– Future professor

I offered to drop Eli off at school on my way into Cambridge this morning. As we got closer to the high school, right around the time of the first bell, activity intensified: cars, bikes, crossing guards, pedestrians, teens, teachers. As we were stopped at an intersection, a student crossed it diagonally. Tall, slight, curly-haired, and hunched under the weight of his pack, he continuously blinked, grimaced, and adjusted his head on his neck as he made his way across, as though the sun and the concrete world were just too much for him and intruded on his private musings.

“Look at that funny kid,” I said to Eli, and I pointed.

“Yeah, I noticed him,” he replied.

“Someday he’s going to be one of those absent-minded professors,” I said.

Eli paused.
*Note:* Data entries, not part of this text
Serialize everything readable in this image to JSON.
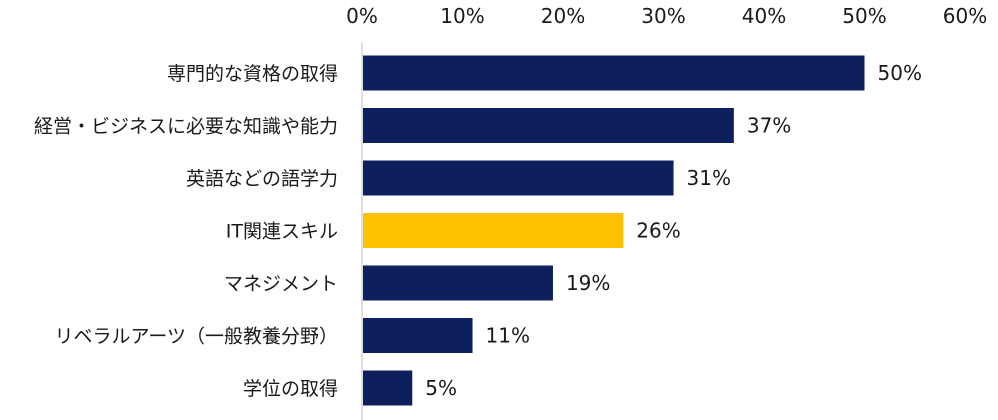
{
  "chart_data": {
    "type": "bar",
    "orientation": "horizontal",
    "title": "",
    "xlabel": "",
    "ylabel": "",
    "xlim": [
      0,
      60
    ],
    "ticks": [
      0,
      10,
      20,
      30,
      40,
      50,
      60
    ],
    "tick_labels": [
      "0%",
      "10%",
      "20%",
      "30%",
      "40%",
      "50%",
      "60%"
    ],
    "axis_position": "top",
    "grid": false,
    "categories": [
      "専門的な資格の取得",
      "経営・ビジネスに必要な知識や能力",
      "英語などの語学力",
      "IT関連スキル",
      "マネジメント",
      "リベラルアーツ（一般教養分野）",
      "学位の取得"
    ],
    "values": [
      50,
      37,
      31,
      26,
      19,
      11,
      5
    ],
    "value_labels": [
      "50%",
      "37%",
      "31%",
      "26%",
      "19%",
      "11%",
      "5%"
    ],
    "colors": {
      "default": "#0d1f5c",
      "highlight": "#ffc000",
      "highlight_index": 3,
      "axis": "#bfbfbf"
    }
  }
}
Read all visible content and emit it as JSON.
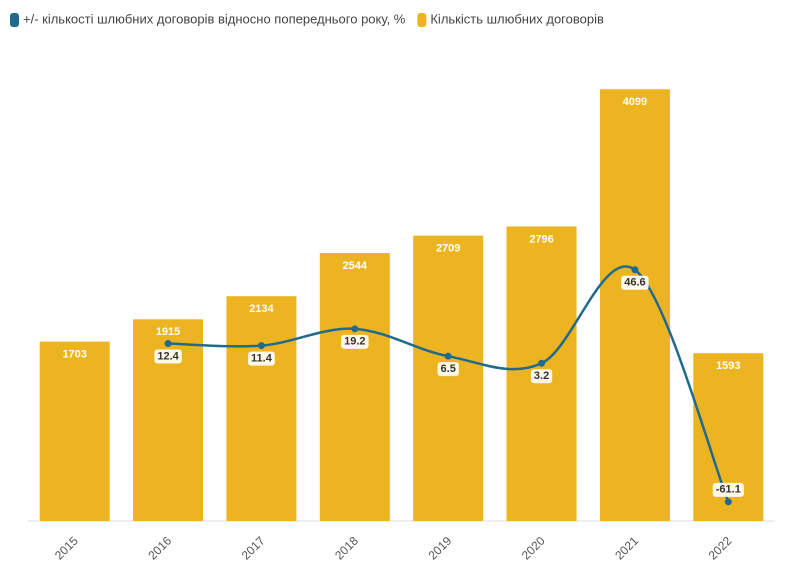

He smiled. “And yet, his students won’t not like him.”

I knew what he meant. “He’ll be both. You’re right.”

And on my way to work, alone in the car, I thought about being a student and, along with my friends, loving our funny, weird, and quirky teachers and, as a way to show how much we had studied the objects of our affection, performing for each other our elaborate impersonations of the well-loved teachers’ mannerisms. We would laugh, and the laughter was never mean-spirited. It was gleeful, buoyant, and conveyed recognition. And I dare say the impersonations and laughter knit us together, too.